A Journey With Naomi Wolf

If you're looking for a page-turner, a good rule of thumb is to steer clear of books based on doctoral dissertations. But if and when an academic work is published for a general audience, even if the prose isn't compelling, the bare minimum we'd expect is for the writer to get the facts right. Unfortunately for polemicist and bestselling feminist author Naomi Wolf, her latest book Outrages—which grew out of the Ph.D. she completed at Oxford in 2015—failed either to entertain or to be accurate. Yesterday, after several weeks of controversy, her publisher Houghton Mifflin Harcourt announced that the book would no longer appear in the United States on June 18, its planned publication date, and is according to the New York Times, “taking the costly step of recalling finished copies.”
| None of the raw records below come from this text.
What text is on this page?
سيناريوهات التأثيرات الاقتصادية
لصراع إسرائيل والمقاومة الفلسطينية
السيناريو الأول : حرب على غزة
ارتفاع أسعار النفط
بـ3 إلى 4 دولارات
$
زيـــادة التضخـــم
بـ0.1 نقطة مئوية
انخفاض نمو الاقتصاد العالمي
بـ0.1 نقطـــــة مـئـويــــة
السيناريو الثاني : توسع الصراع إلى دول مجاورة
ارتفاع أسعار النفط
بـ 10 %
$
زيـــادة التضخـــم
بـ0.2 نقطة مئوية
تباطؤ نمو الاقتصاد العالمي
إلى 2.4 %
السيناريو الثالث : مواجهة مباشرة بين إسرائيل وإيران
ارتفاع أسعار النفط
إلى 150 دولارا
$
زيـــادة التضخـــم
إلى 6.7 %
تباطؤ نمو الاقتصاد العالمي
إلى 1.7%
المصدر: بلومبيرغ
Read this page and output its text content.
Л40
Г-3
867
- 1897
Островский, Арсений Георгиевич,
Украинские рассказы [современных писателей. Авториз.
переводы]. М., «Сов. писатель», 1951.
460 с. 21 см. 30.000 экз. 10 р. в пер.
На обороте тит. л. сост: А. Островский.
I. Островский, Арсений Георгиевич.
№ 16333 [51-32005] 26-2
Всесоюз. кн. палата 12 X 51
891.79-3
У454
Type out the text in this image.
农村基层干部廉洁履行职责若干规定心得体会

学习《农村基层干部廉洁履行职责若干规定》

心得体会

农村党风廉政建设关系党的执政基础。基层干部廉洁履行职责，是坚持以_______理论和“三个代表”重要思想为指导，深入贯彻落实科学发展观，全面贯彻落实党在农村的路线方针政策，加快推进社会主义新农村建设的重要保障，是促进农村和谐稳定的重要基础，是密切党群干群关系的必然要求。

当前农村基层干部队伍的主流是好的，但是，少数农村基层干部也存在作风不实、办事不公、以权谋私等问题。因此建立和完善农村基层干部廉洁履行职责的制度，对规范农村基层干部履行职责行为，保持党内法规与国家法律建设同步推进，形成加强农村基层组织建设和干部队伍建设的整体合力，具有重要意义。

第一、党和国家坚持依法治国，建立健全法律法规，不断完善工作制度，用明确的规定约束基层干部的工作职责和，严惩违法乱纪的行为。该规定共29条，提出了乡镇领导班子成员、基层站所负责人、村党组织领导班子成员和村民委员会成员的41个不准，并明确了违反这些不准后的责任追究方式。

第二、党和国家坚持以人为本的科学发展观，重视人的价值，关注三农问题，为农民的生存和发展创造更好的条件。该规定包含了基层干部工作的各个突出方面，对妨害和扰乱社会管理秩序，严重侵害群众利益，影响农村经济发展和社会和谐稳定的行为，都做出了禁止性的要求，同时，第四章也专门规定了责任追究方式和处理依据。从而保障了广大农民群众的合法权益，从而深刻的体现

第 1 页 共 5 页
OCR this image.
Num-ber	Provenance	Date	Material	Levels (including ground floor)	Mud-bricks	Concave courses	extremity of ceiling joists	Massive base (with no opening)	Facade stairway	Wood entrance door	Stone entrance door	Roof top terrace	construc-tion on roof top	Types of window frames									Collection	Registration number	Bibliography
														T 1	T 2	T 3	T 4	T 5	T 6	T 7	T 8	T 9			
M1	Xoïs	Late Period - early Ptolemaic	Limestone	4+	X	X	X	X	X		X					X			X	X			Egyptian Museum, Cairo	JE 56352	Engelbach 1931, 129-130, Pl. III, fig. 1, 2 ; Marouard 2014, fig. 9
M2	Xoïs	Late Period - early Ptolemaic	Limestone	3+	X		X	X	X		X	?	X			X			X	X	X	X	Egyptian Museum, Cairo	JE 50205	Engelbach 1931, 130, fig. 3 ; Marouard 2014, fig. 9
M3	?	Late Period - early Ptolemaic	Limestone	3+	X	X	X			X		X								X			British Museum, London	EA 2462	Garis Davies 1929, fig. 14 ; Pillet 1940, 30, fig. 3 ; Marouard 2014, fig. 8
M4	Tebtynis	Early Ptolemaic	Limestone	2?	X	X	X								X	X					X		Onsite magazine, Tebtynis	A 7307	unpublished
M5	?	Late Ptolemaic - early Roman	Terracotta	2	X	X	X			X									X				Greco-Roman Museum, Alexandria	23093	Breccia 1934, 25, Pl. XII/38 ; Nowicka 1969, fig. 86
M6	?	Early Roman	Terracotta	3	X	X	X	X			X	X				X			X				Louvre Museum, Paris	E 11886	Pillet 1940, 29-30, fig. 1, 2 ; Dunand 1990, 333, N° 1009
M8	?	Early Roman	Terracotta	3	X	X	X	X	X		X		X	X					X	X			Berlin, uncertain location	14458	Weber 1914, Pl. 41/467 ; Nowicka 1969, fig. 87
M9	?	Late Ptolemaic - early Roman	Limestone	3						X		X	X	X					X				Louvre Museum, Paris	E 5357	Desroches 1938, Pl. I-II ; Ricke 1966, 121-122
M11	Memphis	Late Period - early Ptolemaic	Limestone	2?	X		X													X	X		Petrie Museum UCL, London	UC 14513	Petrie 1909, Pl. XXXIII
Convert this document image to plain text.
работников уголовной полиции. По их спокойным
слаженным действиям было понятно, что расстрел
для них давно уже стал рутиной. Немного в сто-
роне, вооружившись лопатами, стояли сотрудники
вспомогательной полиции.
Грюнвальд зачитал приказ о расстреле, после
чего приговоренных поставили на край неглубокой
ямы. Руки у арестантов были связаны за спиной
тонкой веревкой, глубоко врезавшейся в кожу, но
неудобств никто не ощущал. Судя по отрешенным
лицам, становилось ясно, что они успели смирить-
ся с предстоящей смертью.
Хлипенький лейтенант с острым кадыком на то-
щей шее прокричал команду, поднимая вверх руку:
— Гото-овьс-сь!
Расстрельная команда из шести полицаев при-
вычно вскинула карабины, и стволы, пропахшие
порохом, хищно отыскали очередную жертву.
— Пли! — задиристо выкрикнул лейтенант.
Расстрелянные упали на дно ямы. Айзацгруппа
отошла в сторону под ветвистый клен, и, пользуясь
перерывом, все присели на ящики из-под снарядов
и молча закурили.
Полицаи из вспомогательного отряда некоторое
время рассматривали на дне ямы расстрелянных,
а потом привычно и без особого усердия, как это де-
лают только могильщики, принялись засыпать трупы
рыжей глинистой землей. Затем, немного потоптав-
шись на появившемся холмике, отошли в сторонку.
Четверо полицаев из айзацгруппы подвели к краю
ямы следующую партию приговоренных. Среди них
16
Yet I don't find it straightforward to dismiss Wolf as a writer and thinker, as some critics have. For many women of a certain generation—including but not limited to those who came of age around the turn of the millennium perhaps—discovering Wolf's earlier books was part of a hodgepodge, self-assembled feminist education. That was certainly true for me, in college in the nineties. I had never taken a women's studies class; I tended to get most of my information from women's magazines, from broadcast TV, from the canon of literature we read in my English classes, from late-night drunken conversations. Which is why my world burst open when my roommate handed me a copy of Naomi Wolf's debut. The Beauty Myth remains one of the most formative books in my life, and I'm grateful to have read it when I did.